Yes, I read it. It suggested that China should accept Western narrative and the article itself is very twisted describing China perspective. I live in Taiwan, I know China very well, as I browsed in many Chinese websites and forums, visited and stay in mainland multiple times, that is why I know how wrong the article is.

One of the flaw of democratic country is their politics culture. Among politicians and activists, twisting word and fact like this to win public voice is already became a common culture.
 
Can you prove it that China involved in other country domestic affair? China in the last 20 years didn't thrown any legal government and manipulated other country public election.

But I hope they will change it soon. It's time to act according to situation and needs.

It's always US who never respect democracy and people voices.


Btw, I never heard China promote Maoism. Communism is dead in China. I think Christopher Ford should stop living in the cave and starting to read newspaper.

OK CCP NPA have alot of chinese guns and most of the supplies they use are PLA issue

Knowing the enemy: NPA propaganda and tactics exposed
 
Huh? These countries support separatism and justified WW2 crimes.
Thank you for illustrating what the professor wrote...
it was not “interference” in another state’s “internal affairs” for Beijing to make demands about how other states view and depict China and their own history in the Asia-Pacific region, because these things affect China. (I was told, for example, that the “right deviation” in Japanese politics needs to be suppressed – and it is proper for the PRC to demand this – because right-wing politics in Japan bear upon Sino-Japanese relations.) Such things have external effects, and therefore are not “internal” affairs; China may make demands with regard to matters that “affect China.”


Talk about domestic democracy from both countries, it's a relative. Both have their own positive and negative parts. I think Taiwan itself have many things to learn from mainland.
Well as mentioned it is really off-topic so I will not respond to it directly, not really directed at you, but a convenient place to put my answer to others responding.

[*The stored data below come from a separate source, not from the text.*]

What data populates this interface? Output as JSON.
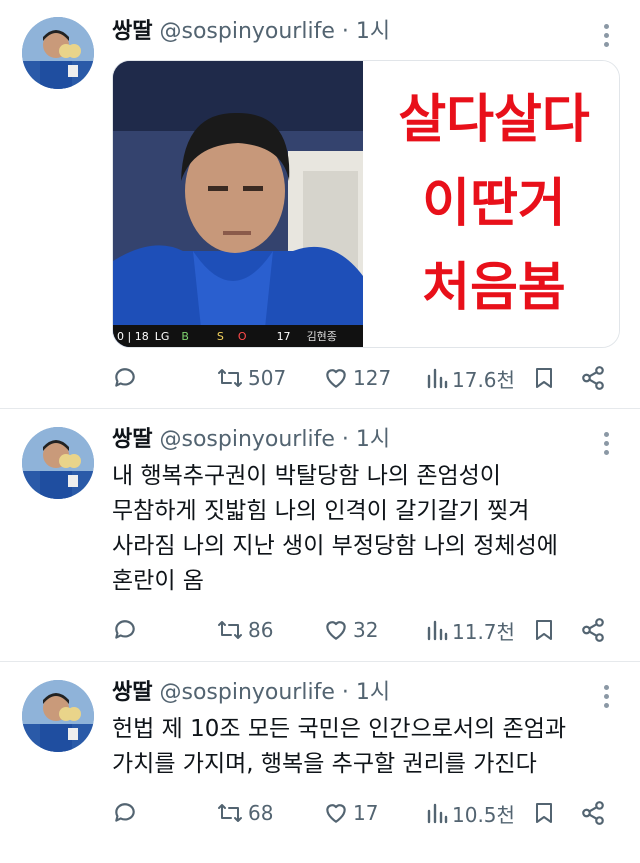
{
  "tweets": [
    {
      "name": "쌍딸",
      "handle": "@sospinyourlife",
      "sep": "·",
      "time": "1시",
      "media": {
        "caption_lines": [
          "살다살다",
          "이딴거",
          "처음봄"
        ],
        "scorebar": {
          "score": "0 | 18",
          "team": "LG",
          "b": "B",
          "s": "S",
          "o": "O",
          "inning": "17",
          "player": "김현종"
        }
      },
      "replies": "",
      "retweets": "507",
      "likes": "127",
      "views": "17.6천"
    },
    {
      "name": "쌍딸",
      "handle": "@sospinyourlife",
      "sep": "·",
      "time": "1시",
      "text_lines": [
        "내 행복추구권이 박탈당함 나의 존엄성이",
        "무참하게 짓밟힘 나의 인격이 갈기갈기 찢겨",
        "사라짐 나의 지난 생이 부정당함 나의 정체성에",
        "혼란이 옴"
      ],
      "replies": "",
      "retweets": "86",
      "likes": "32",
      "views": "11.7천"
    },
    {
      "name": "쌍딸",
      "handle": "@sospinyourlife",
      "sep": "·",
      "time": "1시",
      "text_lines": [
        "헌법 제 10조 모든 국민은 인간으로서의 존엄과",
        "가치를 가지며, 행복을 추구할 권리를 가진다"
      ],
      "replies": "",
      "retweets": "68",
      "likes": "17",
      "views": "10.5천"
    }
  ],
  "icons": [
    "reply-icon",
    "retweet-icon",
    "like-icon",
    "views-icon",
    "bookmark-icon",
    "share-icon",
    "more-icon"
  ],
  "colors": {
    "text": "#0f1419",
    "secondary": "#536471",
    "divider": "#e6e9ec",
    "caption_red": "#e8101a"
  }
}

Yes, I read it. It suggested that China should accept Western narrative
But it did not, it suggested that China refuses to accept that the West has a different narrative and leave it at that, that China's goal is to actually control Western narrative, and actually global narrative as part of its concept of a 'harmonious global society'.

and the article itself is very twisted describing China perspective. I live in Taiwan, I know China very well, as I browsed in many Chinese websites and forums, visited and stay in mainland multiple times, that is why I know how wrong the article is.
If it is very twisted, it is only because the Chinese government had gone out of its way to show itself in a twisted perspective. This wasn't a meeting with the average Chinese on websites and forums, this was a meeting with people in actual positions of power in the military. This meeting was also funded by the Chinese government, so honestly it was well within the Chinese government's power to project a face different than what has been perceived. They didn't do so.

You yourself have somewhat shown yourself to be susceptible to what the professor describes, a sort of natural acceptance that if an internal matter is related to China, and is not according to Chinese party line, it is China's prerogative to interfere. It is very difficult to see it when you live with it everyday, I understand, but it exists.

One of the flaw of democratic country is their politics culture. Among politicians and activists, twisting word and fact like this to win public voice is already became a common culture.

This accusation is most certainly not limited to democratic countries, and in any case is irrelevant, as the writer is neither an activist nor a politician.